Putting a number to airlines' flier friendliness
But what about outside of these specific instances? Passenger advocate AirHelp, a firm that helps passengers jump through the legal hoops that are sometimes necessary to get compensation from the airlines, has created a ranking that seeks to put a number to airlines’ overall customer friendliness.
The ranking weighs several variables including an airline’s Skytrax rating, its on-time performance and how efficiently and fairly it processes compensation claims. Airlines were given a score of up to 10 in each of these three categories and then those scores were averaged to get a final number.
Who ranked highest?
According the AirHelp’s rankings, the world’s most flier-friendly airline is Qatar Airways, which earned a total of 8.7 points. The Gulf carrier was helped to the number one spot by a perfect Skytrax rating, which gave it 10 points.

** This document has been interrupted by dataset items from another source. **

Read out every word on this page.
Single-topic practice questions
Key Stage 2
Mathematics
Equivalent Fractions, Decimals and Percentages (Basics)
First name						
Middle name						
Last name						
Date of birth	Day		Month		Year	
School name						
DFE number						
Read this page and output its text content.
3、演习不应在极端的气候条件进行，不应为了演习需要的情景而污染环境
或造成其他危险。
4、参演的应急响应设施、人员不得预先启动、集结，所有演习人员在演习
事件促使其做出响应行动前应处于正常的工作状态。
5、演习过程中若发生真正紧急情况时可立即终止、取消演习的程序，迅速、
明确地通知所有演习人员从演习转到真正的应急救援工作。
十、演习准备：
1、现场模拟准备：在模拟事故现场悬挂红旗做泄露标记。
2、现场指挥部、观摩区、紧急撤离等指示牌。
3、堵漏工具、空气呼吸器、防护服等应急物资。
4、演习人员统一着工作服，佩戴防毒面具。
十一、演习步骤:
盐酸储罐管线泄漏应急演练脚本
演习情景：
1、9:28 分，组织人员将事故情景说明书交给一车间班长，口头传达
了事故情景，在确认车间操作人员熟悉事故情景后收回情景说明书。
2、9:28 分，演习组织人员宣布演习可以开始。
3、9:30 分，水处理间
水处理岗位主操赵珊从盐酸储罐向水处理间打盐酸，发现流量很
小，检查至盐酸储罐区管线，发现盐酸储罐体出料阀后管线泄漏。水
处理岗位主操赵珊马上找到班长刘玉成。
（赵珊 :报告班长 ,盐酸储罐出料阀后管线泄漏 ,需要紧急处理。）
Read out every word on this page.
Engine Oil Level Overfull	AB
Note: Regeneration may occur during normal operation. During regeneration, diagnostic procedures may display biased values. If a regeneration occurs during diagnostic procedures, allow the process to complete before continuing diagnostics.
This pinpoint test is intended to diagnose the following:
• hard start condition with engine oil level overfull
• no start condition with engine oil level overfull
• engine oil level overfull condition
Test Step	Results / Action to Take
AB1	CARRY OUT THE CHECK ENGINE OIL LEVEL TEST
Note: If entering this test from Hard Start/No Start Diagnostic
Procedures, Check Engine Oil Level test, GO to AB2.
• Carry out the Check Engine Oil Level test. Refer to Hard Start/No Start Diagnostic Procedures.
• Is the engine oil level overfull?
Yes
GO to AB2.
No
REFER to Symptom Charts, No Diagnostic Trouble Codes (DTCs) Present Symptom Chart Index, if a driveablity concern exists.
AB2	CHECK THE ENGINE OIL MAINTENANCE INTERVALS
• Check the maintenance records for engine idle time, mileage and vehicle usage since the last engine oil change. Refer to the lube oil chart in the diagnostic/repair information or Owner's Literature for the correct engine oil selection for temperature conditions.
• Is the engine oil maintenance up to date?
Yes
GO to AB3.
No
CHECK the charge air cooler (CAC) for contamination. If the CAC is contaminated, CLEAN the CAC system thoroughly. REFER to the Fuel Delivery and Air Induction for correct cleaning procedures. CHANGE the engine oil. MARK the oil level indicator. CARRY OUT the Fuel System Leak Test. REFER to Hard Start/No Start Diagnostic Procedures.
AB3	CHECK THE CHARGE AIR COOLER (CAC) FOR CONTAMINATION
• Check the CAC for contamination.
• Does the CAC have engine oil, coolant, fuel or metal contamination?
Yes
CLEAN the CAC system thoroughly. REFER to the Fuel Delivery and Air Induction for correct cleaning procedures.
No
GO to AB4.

However, its on-time performance and claim processing performance were actually worse than the second and third place airlines, KLM and AirBaltic.
How did American carriers perform?
Delta Airlines was the highest scoring American carrier. It earned a total score of 7.6 points. United and American finished with 7.4 and 7.35 points respectively. All three legacy carriers have three-star Skytrax ratings (good for six AirHelp points). Delta’s on-time performance was slightly better than its two peers, and all three hovered around the eight-point mark in terms of paying required compensation claims.
Airlines to really watch out for
The report focused on European carriers, so U.S.-based LCCs were not included. U.S.-based legacy carriers scored at about par.
Fliers should be aware that a few airlines performed well below average in the on-time performance and claim payment categories.
WOW Air, Icelandair and Portugal’s Sata International all scored below seven points when it came to on-time performance. A few airlines had head-turning rankings when it came to paying out required compensation. Swiss International (3.3 out of 10 points for ease of compensation claims), Virgin Atlantic (3.1), easyJet (3.4) and Sata (2.9) were all extremely slow to process claims.
A number of other variables certainly could factor into a flier’s overall experience with an airline. However, the AirHelp ranking does help to paint a general picture of how flier-friendly a particular airline is.